IL BALZO PER L’INDUSTRIA DEL SESSO

 Il richiamo sarà ancora più impellente per gli amanti dei video-giochi, i quali saranno in grado di proiettarsi in prima persona nel set, e di agire contemporaneamente su piattaforme diverse, incrociando temi, paesaggi e canovacci diversi. Enorme sarà il balzo a portata di mano per l’industria del sesso in formato digitale, nel quale allo spettatore verrà offerta l’opportunità di divenire protagonista, almeno sullo schermo e nelle proiezioni tridimensionali. Basterà ricordarci, se riusciremo ancora ad esserne capaci, che tutto questo non è “presenza”, ma piuttosto esperienza. Un concetto quest’ultimo che già domina nel mondo della pubblicità, e per il quale anche gli oggetti di uso comune e quotidiano – dal frigorifero al tostapane – stanno già emigrando dalla materialità con la quale li abbiamo conosciuti per generazioni, per diventare proiezioni del nostro desiderio, elementi di sostegno dell’avatar di nostra scelta.

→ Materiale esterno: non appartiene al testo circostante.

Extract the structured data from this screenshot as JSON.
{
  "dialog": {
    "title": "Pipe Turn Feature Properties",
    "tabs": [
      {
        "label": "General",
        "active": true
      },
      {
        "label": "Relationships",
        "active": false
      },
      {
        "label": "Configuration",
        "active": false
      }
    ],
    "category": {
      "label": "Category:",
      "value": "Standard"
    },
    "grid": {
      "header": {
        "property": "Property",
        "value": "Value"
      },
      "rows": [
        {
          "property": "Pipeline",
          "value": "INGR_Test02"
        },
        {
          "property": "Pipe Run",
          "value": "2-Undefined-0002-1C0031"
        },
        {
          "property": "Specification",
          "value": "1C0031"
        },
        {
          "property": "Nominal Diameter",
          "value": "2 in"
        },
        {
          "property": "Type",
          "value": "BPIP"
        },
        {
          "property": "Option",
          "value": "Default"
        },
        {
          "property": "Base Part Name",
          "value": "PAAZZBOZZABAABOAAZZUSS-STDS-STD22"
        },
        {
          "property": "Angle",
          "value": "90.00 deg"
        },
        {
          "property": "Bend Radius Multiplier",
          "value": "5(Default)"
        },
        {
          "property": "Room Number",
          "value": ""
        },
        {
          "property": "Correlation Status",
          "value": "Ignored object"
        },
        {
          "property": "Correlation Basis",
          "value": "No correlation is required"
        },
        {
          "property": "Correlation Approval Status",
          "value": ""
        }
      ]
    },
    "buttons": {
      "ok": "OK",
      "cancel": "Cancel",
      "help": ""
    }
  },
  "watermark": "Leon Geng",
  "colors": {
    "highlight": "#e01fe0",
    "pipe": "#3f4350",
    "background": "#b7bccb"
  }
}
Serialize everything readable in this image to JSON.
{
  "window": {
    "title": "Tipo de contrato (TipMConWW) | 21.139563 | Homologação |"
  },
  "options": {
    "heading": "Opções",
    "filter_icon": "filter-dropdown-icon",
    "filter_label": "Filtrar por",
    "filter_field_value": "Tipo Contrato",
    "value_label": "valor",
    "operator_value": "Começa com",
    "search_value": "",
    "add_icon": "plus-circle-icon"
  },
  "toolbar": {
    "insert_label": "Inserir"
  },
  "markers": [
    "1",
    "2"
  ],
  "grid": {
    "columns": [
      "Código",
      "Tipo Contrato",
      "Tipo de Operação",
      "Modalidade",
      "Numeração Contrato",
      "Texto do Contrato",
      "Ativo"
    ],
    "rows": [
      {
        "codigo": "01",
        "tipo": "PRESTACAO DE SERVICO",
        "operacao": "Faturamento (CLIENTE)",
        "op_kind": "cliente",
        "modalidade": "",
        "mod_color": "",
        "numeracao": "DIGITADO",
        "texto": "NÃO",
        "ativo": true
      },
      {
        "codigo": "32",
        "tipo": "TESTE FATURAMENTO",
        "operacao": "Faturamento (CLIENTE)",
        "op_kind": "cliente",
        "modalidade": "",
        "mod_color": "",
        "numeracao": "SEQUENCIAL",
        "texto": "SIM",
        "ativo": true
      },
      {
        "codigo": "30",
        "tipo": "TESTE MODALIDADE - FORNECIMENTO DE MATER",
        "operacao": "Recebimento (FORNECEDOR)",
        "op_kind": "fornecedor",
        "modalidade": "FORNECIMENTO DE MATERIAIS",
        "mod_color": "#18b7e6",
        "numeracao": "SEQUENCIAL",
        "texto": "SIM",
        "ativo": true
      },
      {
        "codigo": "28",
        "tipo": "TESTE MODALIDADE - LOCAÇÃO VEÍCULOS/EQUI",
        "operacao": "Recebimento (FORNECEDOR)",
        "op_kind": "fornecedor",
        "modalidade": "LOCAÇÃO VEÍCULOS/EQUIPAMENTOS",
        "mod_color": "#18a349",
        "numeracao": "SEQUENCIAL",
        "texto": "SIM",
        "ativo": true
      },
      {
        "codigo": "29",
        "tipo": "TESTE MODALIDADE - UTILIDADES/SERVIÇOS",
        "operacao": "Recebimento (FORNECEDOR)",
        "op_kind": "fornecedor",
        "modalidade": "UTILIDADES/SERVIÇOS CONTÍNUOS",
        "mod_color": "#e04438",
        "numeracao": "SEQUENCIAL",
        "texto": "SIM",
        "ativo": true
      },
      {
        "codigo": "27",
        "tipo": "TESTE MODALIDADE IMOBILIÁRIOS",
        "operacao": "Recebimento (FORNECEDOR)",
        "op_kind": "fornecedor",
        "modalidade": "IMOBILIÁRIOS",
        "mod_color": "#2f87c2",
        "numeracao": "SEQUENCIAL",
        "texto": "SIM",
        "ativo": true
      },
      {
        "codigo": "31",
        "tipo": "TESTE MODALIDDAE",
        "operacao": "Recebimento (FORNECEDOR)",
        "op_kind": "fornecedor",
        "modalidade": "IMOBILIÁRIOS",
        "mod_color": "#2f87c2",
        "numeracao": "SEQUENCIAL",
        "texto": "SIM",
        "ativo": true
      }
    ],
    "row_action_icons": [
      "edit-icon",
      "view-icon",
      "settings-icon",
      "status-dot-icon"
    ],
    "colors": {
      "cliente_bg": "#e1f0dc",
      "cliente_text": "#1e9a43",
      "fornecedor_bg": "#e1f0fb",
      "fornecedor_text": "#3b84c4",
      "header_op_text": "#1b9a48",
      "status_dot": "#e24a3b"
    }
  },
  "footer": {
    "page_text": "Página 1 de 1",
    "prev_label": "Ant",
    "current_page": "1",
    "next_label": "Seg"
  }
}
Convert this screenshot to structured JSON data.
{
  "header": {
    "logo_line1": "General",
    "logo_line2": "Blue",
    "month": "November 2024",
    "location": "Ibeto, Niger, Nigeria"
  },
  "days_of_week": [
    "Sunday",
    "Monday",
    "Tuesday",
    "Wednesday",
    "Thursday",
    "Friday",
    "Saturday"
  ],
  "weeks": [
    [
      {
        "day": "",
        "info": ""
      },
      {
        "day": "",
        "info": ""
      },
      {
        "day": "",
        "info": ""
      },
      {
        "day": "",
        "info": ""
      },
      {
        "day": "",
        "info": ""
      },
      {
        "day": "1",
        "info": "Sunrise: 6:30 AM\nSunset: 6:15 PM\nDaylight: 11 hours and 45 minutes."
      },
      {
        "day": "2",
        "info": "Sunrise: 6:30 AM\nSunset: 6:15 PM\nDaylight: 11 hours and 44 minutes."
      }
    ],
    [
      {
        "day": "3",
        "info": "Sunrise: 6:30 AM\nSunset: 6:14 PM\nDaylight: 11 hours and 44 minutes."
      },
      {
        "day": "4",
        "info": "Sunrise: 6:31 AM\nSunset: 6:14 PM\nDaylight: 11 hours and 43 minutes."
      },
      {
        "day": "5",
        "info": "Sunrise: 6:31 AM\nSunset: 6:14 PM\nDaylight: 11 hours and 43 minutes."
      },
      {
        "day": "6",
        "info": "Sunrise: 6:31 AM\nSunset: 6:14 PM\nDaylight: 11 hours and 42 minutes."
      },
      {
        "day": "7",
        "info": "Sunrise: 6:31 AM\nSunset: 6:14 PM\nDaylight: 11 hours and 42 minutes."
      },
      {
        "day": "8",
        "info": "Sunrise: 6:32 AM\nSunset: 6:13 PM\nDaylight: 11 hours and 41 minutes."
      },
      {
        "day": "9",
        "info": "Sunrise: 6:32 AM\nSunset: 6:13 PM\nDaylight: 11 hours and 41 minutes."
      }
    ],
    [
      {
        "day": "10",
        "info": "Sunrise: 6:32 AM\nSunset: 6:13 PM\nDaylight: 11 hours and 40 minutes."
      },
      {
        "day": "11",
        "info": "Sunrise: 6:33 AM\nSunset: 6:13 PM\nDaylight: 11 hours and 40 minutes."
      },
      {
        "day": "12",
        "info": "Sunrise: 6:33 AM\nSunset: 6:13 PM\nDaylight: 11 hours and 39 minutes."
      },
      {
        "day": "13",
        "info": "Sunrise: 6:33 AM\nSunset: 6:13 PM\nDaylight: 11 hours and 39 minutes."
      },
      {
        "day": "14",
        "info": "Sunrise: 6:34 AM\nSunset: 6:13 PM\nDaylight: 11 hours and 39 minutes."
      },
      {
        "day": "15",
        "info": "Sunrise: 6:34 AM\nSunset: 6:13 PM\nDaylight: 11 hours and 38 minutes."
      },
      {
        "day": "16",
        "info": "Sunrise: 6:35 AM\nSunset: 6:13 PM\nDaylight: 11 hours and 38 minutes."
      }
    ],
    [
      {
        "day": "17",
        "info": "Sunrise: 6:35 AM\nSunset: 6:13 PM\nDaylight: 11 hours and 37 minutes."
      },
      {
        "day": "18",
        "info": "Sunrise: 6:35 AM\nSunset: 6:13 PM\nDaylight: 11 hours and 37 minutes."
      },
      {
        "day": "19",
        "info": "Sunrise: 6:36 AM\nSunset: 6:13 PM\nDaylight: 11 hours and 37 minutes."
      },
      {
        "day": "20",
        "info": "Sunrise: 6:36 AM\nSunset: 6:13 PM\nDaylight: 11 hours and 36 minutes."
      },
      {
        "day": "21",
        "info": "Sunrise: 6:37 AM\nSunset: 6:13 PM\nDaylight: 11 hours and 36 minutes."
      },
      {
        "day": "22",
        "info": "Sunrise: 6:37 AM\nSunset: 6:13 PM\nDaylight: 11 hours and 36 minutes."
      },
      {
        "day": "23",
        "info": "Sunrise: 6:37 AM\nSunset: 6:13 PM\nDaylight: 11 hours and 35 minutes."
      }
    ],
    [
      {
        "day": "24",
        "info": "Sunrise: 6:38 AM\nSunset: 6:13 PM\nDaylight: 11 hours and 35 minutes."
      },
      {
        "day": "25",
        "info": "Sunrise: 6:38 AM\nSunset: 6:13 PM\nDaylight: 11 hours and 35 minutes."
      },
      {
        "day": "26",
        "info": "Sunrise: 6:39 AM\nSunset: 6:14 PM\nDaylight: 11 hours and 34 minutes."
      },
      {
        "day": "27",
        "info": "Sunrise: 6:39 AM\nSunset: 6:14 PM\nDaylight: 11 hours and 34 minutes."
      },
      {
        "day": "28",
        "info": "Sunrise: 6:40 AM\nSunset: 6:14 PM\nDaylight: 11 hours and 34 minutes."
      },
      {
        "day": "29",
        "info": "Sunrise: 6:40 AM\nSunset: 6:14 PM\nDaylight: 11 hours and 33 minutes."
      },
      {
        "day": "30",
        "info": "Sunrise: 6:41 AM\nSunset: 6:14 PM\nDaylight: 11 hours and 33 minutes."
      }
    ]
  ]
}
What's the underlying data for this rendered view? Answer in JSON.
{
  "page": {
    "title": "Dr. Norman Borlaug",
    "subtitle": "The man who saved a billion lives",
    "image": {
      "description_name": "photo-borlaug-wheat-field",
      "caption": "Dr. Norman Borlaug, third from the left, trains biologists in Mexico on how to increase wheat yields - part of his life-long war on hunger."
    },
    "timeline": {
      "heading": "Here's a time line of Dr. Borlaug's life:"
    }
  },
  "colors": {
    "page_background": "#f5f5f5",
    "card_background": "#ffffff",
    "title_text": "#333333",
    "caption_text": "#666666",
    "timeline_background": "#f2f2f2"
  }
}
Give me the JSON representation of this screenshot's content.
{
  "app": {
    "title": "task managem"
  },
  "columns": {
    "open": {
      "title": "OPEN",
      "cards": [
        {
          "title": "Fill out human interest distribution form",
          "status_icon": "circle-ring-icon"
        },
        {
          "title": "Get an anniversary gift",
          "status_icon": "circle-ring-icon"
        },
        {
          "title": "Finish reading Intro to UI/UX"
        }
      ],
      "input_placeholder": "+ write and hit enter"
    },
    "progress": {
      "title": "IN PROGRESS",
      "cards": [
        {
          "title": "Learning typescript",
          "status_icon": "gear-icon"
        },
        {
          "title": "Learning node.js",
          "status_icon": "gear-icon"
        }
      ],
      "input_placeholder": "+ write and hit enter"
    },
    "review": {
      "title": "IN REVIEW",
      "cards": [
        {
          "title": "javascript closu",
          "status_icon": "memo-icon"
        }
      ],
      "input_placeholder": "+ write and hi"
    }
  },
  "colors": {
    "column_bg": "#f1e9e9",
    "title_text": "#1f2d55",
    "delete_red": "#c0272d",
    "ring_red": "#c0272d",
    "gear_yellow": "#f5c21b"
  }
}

UN INCUBO VENTILATO IN MATRIX

Metaverso sembra indicare la direzione di un futuro nel quale la vastità del sogno virtuale corrisponderà sempre più all’immobilità del corpo. È questo un incubo che ci era stato ventilato due decenni fa dal film The Matrix, con l’aggravante che nella vita reale siamo noi che stiamo scegliendo di ridurci a larve sognanti, senza nessuna forzatura da parte delle macchine intelligenti. Come ci ha spiegato lo scrittore Yuval Noah Harari, stiamo disegnando una prigione perfetta, nella quale saremo al tempo stesso prigionieri e secondini di noi stessi. Naturalmente si tratta di una bugia virtuale, perché la realtà fisica non può essere evitata e l’uomo resta (ancora) un animale sociale. Si può vivere una realtà immaginaria come quella narrata nel film “La vita è bella” di Roberto Benigni, dove l’abile manipolazione della realtà si rivela una poesia d’amore paterno. Ma il Metaverso di Zuckerberg non ha nulla di poetico: difficile credere che l’uomo di Facebook non stia cercando di ampliare il suo impero, ottenere ulteriori informazioni sulle nostre vite e alimentare un nuovo colossale affare dalle immense ricadute antropologiche. E su questa conclusione, qualche riflessione andrà fatta.